Gaming advocates are wont to prop up their mainstream legitimacy by trotting out yearly sales figures — the press packet provided by E3 sponsor IDSA (Interactive Digital Software Association) claims $6 billion in 2000, nearly twice that from five years ago. This, they say, makes computer gaming an economic peer of Hollywood. But as a clear-eyed commentary pointed out recently, that figure is really the aggregate of PC game, video game, console and peripheral sales, all lumped into one tottering hype ziggurat that is then compared with Hollywood’s domestic box-office gross. Never mind the film industry’s vast ancillary markets — cable, DVD, etc. Those billions upon billions of sales conveniently don’t count.
A more accurate comparison would actually be to the $5 billion-plus porn industry. In terms of sales, the numbers are roughly equivalent. And in terms of audience — to judge by the waves of young guys trudging glassy-eyed through Staples Center, sporting that same look of paralyzed stupor that is native to fans of both Quake III and “New Wave Hookers IV” — they’re almost exactly the same.
The confluence of porn and games was surely at its most evident on the GOD lot. Gathering of Developers was founded by exiles from iD, Ion Storm and other high-profile gaming companies on the premise that it would be the preeminent publisher for independent game studios. An admirable sentiment, but somewhere along the way, CEO Mike Wilson decided that preeminence should also involve a lot of cleavage and dwarfs. (Imagine Miramax’s Harvey Weinstein promoting “Chocolat” at ShoWest with lap dancers and pinheads.) Whatever the motive, the GOD lot was packed with flesh-addled gamers gathered for the booby show — while the GOD games themselves went almost entirely ignored.
And while the IDSA would likely condemn the excesses of the Promised Lot, which was held outside the convention center and without its sanction, GOD’s white-trash sex fantasia was just a slightly more extreme form of what went on in the E3 showroom with its full approval. Sierra, for example, which first gained prominence through family-friendly adventure games, featured a trio of whip-wielding babes in rubber suits. Wholesome Nintendo, whose brand depends on games for preteens, packed its premises with a coterie of fillies in body-hugging Lycra.
All this despite no perceptible evidence that the booth bimbos actually draw attendees to the games — GOD striptease fans aside.
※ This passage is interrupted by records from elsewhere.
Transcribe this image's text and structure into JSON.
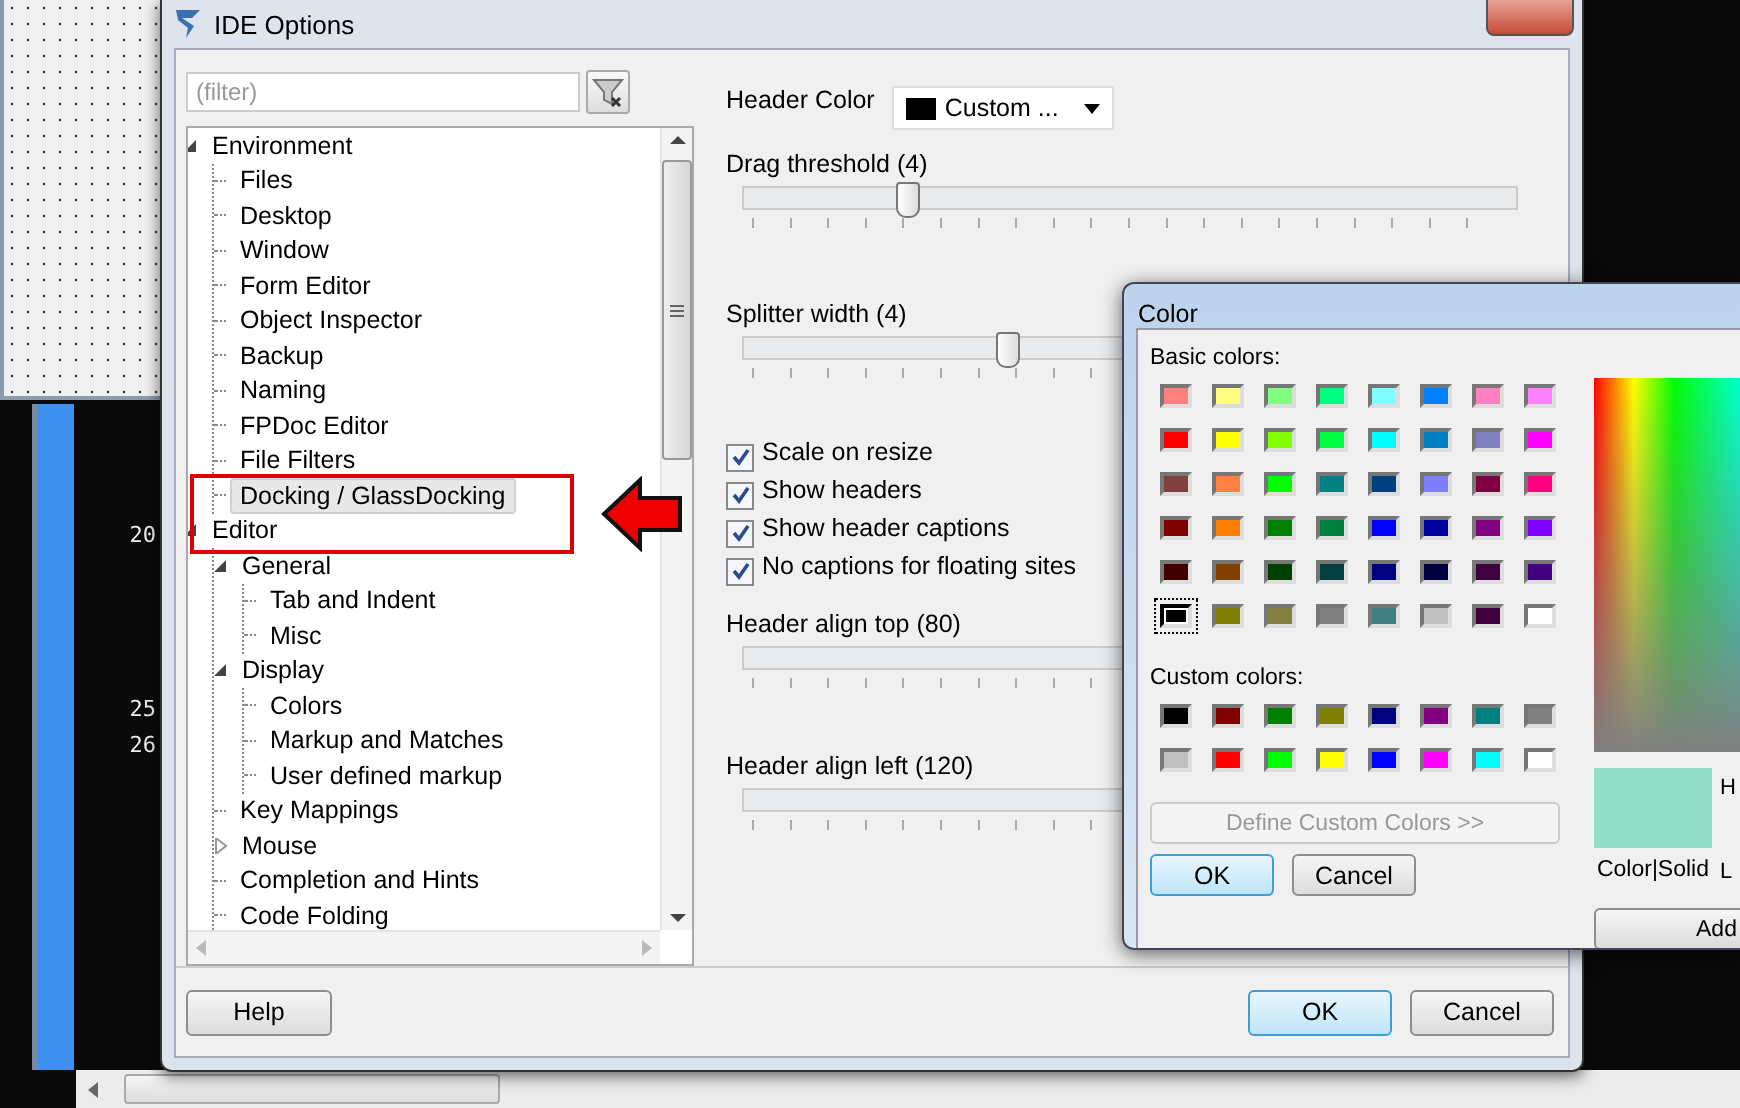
{
  "editor_gutter": [
    {
      "number": "20"
    },
    {
      "number": "25"
    },
    {
      "number": "26"
    }
  ],
  "window": {
    "title": "IDE Options"
  },
  "filter": {
    "placeholder": "(filter)"
  },
  "tree": [
    {
      "label": "Environment",
      "expanded": true,
      "selected": false,
      "children": [
        {
          "label": "Files",
          "selected": false
        },
        {
          "label": "Desktop",
          "selected": false
        },
        {
          "label": "Window",
          "selected": false
        },
        {
          "label": "Form Editor",
          "selected": false
        },
        {
          "label": "Object Inspector",
          "selected": false
        },
        {
          "label": "Backup",
          "selected": false
        },
        {
          "label": "Naming",
          "selected": false
        },
        {
          "label": "FPDoc Editor",
          "selected": false
        },
        {
          "label": "File Filters",
          "selected": false
        },
        {
          "label": "Docking / GlassDocking",
          "selected": true
        }
      ]
    },
    {
      "label": "Editor",
      "expanded": true,
      "selected": false,
      "children": [
        {
          "label": "General",
          "expanded": true,
          "selected": false,
          "children": [
            {
              "label": "Tab and Indent",
              "selected": false
            },
            {
              "label": "Misc",
              "selected": false
            }
          ]
        },
        {
          "label": "Display",
          "expanded": true,
          "selected": false,
          "children": [
            {
              "label": "Colors",
              "selected": false
            },
            {
              "label": "Markup and Matches",
              "selected": false
            },
            {
              "label": "User defined markup",
              "selected": false
            }
          ]
        },
        {
          "label": "Key Mappings",
          "selected": false
        },
        {
          "label": "Mouse",
          "expanded": false,
          "selected": false
        },
        {
          "label": "Completion and Hints",
          "selected": false
        },
        {
          "label": "Code Folding",
          "selected": false
        }
      ]
    }
  ],
  "options": [
    {
      "kind": "combo",
      "label": "Header Color",
      "value": "Custom ..."
    },
    {
      "kind": "slider",
      "label": "Drag threshold (4)",
      "level": 0.21
    },
    {
      "kind": "slider",
      "label": "Splitter width (4)",
      "level": 0.34
    },
    {
      "kind": "checkbox",
      "label": "Scale on resize",
      "checked": true
    },
    {
      "kind": "checkbox",
      "label": "Show headers",
      "checked": true
    },
    {
      "kind": "checkbox",
      "label": "Show header captions",
      "checked": true
    },
    {
      "kind": "checkbox",
      "label": "No captions for floating sites",
      "checked": true
    },
    {
      "kind": "slider",
      "label": "Header align top (80)"
    },
    {
      "kind": "slider",
      "label": "Header align left (120)"
    }
  ],
  "footer_buttons": [
    {
      "label": "Help",
      "default": false
    },
    {
      "label": "OK",
      "default": true
    },
    {
      "label": "Cancel",
      "default": false
    }
  ],
  "color_dialog": {
    "title": "Color",
    "basic_label": "Basic colors:",
    "basic_colors": [
      {
        "color": "#ff8080",
        "selected": false
      },
      {
        "color": "#ffff80",
        "selected": false
      },
      {
        "color": "#80ff80",
        "selected": false
      },
      {
        "color": "#00ff80",
        "selected": false
      },
      {
        "color": "#80ffff",
        "selected": false
      },
      {
        "color": "#0080ff",
        "selected": false
      },
      {
        "color": "#ff80c0",
        "selected": false
      },
      {
        "color": "#ff80ff",
        "selected": false
      },
      {
        "color": "#ff0000",
        "selected": false
      },
      {
        "color": "#ffff00",
        "selected": false
      },
      {
        "color": "#80ff00",
        "selected": false
      },
      {
        "color": "#00ff40",
        "selected": false
      },
      {
        "color": "#00ffff",
        "selected": false
      },
      {
        "color": "#0080c0",
        "selected": false
      },
      {
        "color": "#8080c0",
        "selected": false
      },
      {
        "color": "#ff00ff",
        "selected": false
      },
      {
        "color": "#804040",
        "selected": false
      },
      {
        "color": "#ff8040",
        "selected": false
      },
      {
        "color": "#00ff00",
        "selected": false
      },
      {
        "color": "#008080",
        "selected": false
      },
      {
        "color": "#004080",
        "selected": false
      },
      {
        "color": "#8080ff",
        "selected": false
      },
      {
        "color": "#800040",
        "selected": false
      },
      {
        "color": "#ff0080",
        "selected": false
      },
      {
        "color": "#800000",
        "selected": false
      },
      {
        "color": "#ff8000",
        "selected": false
      },
      {
        "color": "#008000",
        "selected": false
      },
      {
        "color": "#008040",
        "selected": false
      },
      {
        "color": "#0000ff",
        "selected": false
      },
      {
        "color": "#0000a0",
        "selected": false
      },
      {
        "color": "#800080",
        "selected": false
      },
      {
        "color": "#8000ff",
        "selected": false
      },
      {
        "color": "#400000",
        "selected": false
      },
      {
        "color": "#804000",
        "selected": false
      },
      {
        "color": "#004000",
        "selected": false
      },
      {
        "color": "#004040",
        "selected": false
      },
      {
        "color": "#000080",
        "selected": false
      },
      {
        "color": "#000040",
        "selected": false
      },
      {
        "color": "#400040",
        "selected": false
      },
      {
        "color": "#400080",
        "selected": false
      },
      {
        "color": "#000000",
        "selected": true
      },
      {
        "color": "#808000",
        "selected": false
      },
      {
        "color": "#808040",
        "selected": false
      },
      {
        "color": "#808080",
        "selected": false
      },
      {
        "color": "#408080",
        "selected": false
      },
      {
        "color": "#c0c0c0",
        "selected": false
      },
      {
        "color": "#400040",
        "selected": false
      },
      {
        "color": "#ffffff",
        "selected": false
      }
    ],
    "custom_label": "Custom colors:",
    "custom_colors": [
      {
        "color": "#000000"
      },
      {
        "color": "#800000"
      },
      {
        "color": "#008000"
      },
      {
        "color": "#808000"
      },
      {
        "color": "#000080"
      },
      {
        "color": "#800080"
      },
      {
        "color": "#008080"
      },
      {
        "color": "#808080"
      },
      {
        "color": "#c0c0c0"
      },
      {
        "color": "#ff0000"
      },
      {
        "color": "#00ff00"
      },
      {
        "color": "#ffff00"
      },
      {
        "color": "#0000ff"
      },
      {
        "color": "#ff00ff"
      },
      {
        "color": "#00ffff"
      },
      {
        "color": "#ffffff"
      }
    ],
    "define_button": {
      "label": "Define Custom Colors >>",
      "disabled": true
    },
    "buttons": [
      {
        "label": "OK",
        "default": true
      },
      {
        "label": "Cancel",
        "default": false
      }
    ],
    "preview_label": "Color|Solid",
    "field_labels": [
      "H",
      "L"
    ],
    "add_button": "Add"
  }
}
Consistently, on the floor of the convention hall itself, game quality was all: The largest crowds I observed were at the floozy-free Blizzard booth, gathered to play the upcoming Warcraft III; or in front of a giant video screen, hoping to catch the ultracool trailer to Metal Gear Solid II; or lined up down the hall, to watch the astounding demo of Electronic Arts’ Medal of Honor: Allied Assault.